Don at the Supreme Court of Canada

This constitutional battle will likely come to end with a decision of the Supreme Court of Canada. During the trial, Blackmore’s lawyer announced his client would appeal a guilty verdict if one was delivered by B.C. Justice Sheri Ann Donegan.

What is the likely final outcome? Does Canada face legal, constitutionally supported polygamy as some predicted during the national debate about redefinition of marriage?

Let’s review some history behind this week’s decision before I share an educated guess on the final outcome.

The situation in Bountiful was one of Canada’s drawn-out well-known secrets. In the 1990s Canadians were awakened to the long submerged truth about child sexual abuse in a variety of settings where adults had been regarded as positive role models to children in their care – schools, hockey arenas and religious institutions among them.  In that wake, the RCMP expressed concern to the Attorney General of B.C. about the wives and children of Bountiful.

A series of Attorneys General had studies prepared about the likelihood of courtroom success, apprehensive because of the Constitution Act, 1982’s guarantee of religious freedom in the Canadian Charter of Rights and Freedoms. The reports consistently advised prosecutors were unlikely to prevail as the marriages in Bountiful were not formalized in accordance with provincial requirements. Rather, they were religious marriages, called “celestial” marriages, documented in the records of the Fundamentalist Church of Jesus Christ of Latter Day Saints. FLDS is the breakaway Mormon sect in Bountiful that has tied its practice of plural marriage to its religious beliefs, as the main branch of Mormonism had done until the late 1800s.

In 2007, B.C. Attorney General Wally Oppal had had enough. Those who left Bountiful, by escape or eviction, confirmed RCMP concerns. Girls were groomed from childhood to become teen brides in the multiple celestial marriages of older men. Some were pre or early teen sexual conquests before marriage. Boys and young men deemed competition to dominant males were expelled, losing home, family and their place in the world.

Two special prosecutors retained by Oppal again recommended no action be taken. In 2009, a third special prosecutor agreed to move ahead. Technical errors in his appointment resulted in action being stymied.

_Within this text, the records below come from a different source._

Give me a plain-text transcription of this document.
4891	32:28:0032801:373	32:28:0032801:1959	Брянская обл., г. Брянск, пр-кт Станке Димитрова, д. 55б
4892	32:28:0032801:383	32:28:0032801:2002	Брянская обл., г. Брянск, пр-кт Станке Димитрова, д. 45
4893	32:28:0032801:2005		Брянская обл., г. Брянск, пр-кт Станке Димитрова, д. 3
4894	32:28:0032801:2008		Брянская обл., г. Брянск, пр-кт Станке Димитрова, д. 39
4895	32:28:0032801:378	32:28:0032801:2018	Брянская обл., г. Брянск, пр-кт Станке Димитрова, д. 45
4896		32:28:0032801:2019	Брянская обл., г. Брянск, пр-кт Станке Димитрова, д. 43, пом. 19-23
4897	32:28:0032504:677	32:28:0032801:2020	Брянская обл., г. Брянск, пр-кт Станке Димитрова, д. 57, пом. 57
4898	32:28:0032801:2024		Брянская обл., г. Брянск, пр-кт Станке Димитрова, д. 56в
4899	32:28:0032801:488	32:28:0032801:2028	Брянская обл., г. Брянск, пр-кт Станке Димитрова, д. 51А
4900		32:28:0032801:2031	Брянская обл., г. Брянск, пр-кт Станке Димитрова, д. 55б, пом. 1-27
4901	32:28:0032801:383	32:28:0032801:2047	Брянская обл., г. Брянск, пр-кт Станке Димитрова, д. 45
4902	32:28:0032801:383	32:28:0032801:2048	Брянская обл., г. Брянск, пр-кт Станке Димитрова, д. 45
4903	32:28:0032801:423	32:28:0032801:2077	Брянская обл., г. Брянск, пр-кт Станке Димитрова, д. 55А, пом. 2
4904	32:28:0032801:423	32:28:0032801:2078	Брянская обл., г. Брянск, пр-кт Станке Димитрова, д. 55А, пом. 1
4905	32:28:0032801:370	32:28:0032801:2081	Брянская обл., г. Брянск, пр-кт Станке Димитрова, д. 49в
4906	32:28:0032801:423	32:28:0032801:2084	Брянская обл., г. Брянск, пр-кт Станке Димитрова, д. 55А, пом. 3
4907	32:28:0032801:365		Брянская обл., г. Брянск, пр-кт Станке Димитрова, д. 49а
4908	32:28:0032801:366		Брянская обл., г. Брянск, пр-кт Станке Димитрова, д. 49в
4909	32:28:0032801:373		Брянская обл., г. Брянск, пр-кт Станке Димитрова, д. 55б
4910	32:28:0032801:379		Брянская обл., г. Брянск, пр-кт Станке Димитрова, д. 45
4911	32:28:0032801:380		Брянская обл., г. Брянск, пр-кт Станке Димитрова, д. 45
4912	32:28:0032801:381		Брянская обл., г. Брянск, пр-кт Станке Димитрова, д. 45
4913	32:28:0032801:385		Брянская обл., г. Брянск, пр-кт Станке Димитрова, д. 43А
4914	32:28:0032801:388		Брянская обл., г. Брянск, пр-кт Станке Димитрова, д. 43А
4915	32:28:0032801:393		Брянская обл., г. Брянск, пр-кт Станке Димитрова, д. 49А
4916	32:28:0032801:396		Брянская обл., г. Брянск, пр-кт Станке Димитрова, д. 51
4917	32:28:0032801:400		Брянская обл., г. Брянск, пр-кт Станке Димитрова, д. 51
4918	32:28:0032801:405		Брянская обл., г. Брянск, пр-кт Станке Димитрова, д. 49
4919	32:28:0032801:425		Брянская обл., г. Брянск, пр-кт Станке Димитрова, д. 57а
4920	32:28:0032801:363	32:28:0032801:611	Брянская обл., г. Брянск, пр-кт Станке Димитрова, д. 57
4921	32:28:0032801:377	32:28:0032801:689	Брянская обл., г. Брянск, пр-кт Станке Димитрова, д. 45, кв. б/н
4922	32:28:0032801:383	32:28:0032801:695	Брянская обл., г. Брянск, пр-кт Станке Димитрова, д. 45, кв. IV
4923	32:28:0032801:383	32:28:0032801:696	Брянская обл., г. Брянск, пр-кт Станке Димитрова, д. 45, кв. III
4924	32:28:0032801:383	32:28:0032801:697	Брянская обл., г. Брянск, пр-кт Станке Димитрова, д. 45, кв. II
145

In 2011, the B.C. Supreme Court ruled section 293 – the polygamy section – of the Criminal Code constitutional. Tracking the structure in Charter decisions of the Supreme Court of Canada, B.C. Chief Justice Bauman found the right to religious freedom – freedom to believe, worship, share religious beliefs openly, teach, evangelize and engage in practices interconnected with sincerely held religious beliefs – is violated by section 293 in regard to celestial marriages, but the violation is a justifiable and reasonable measure for the protection of women, children and the interests of society.

In 2014, one charge each was laid against Blackmore, who has twenty-four wives, and Oler, who has five. Both were convicted on Monday. Each charge carries a maximum sentence of five years imprisonment. Both intend to appeal.

This case will likely end with a decision of the Supreme Court of Canada, unless a plea deal is reached with Blackmore and Oler. Now headed to the B.C. Court of Appeal, if the decision of that court is well-reasoned it’s possible the SCoC will decline to hear the case, deciding to enforce the ruling of the appeal court. More likely, there will be a hearing before Canada’s highest court at some point in the coming years.

The other potential ending is in Parliament.

In 2004, the SCoC reminded Canadians that the Constitution Act, 1867 (formerly known as the British North America Act) remains relevant in the Charter era. Resolution to the constitutional reference case on same-sex marriage by the Canadian government was found in section 91 of the 1867 Act. The federal government has the constitutional jurisdiction to define “marriage” for Canadians. The Court noted that a redefinition in contradiction to religious beliefs could not be used to force a change in religious beliefs or practices.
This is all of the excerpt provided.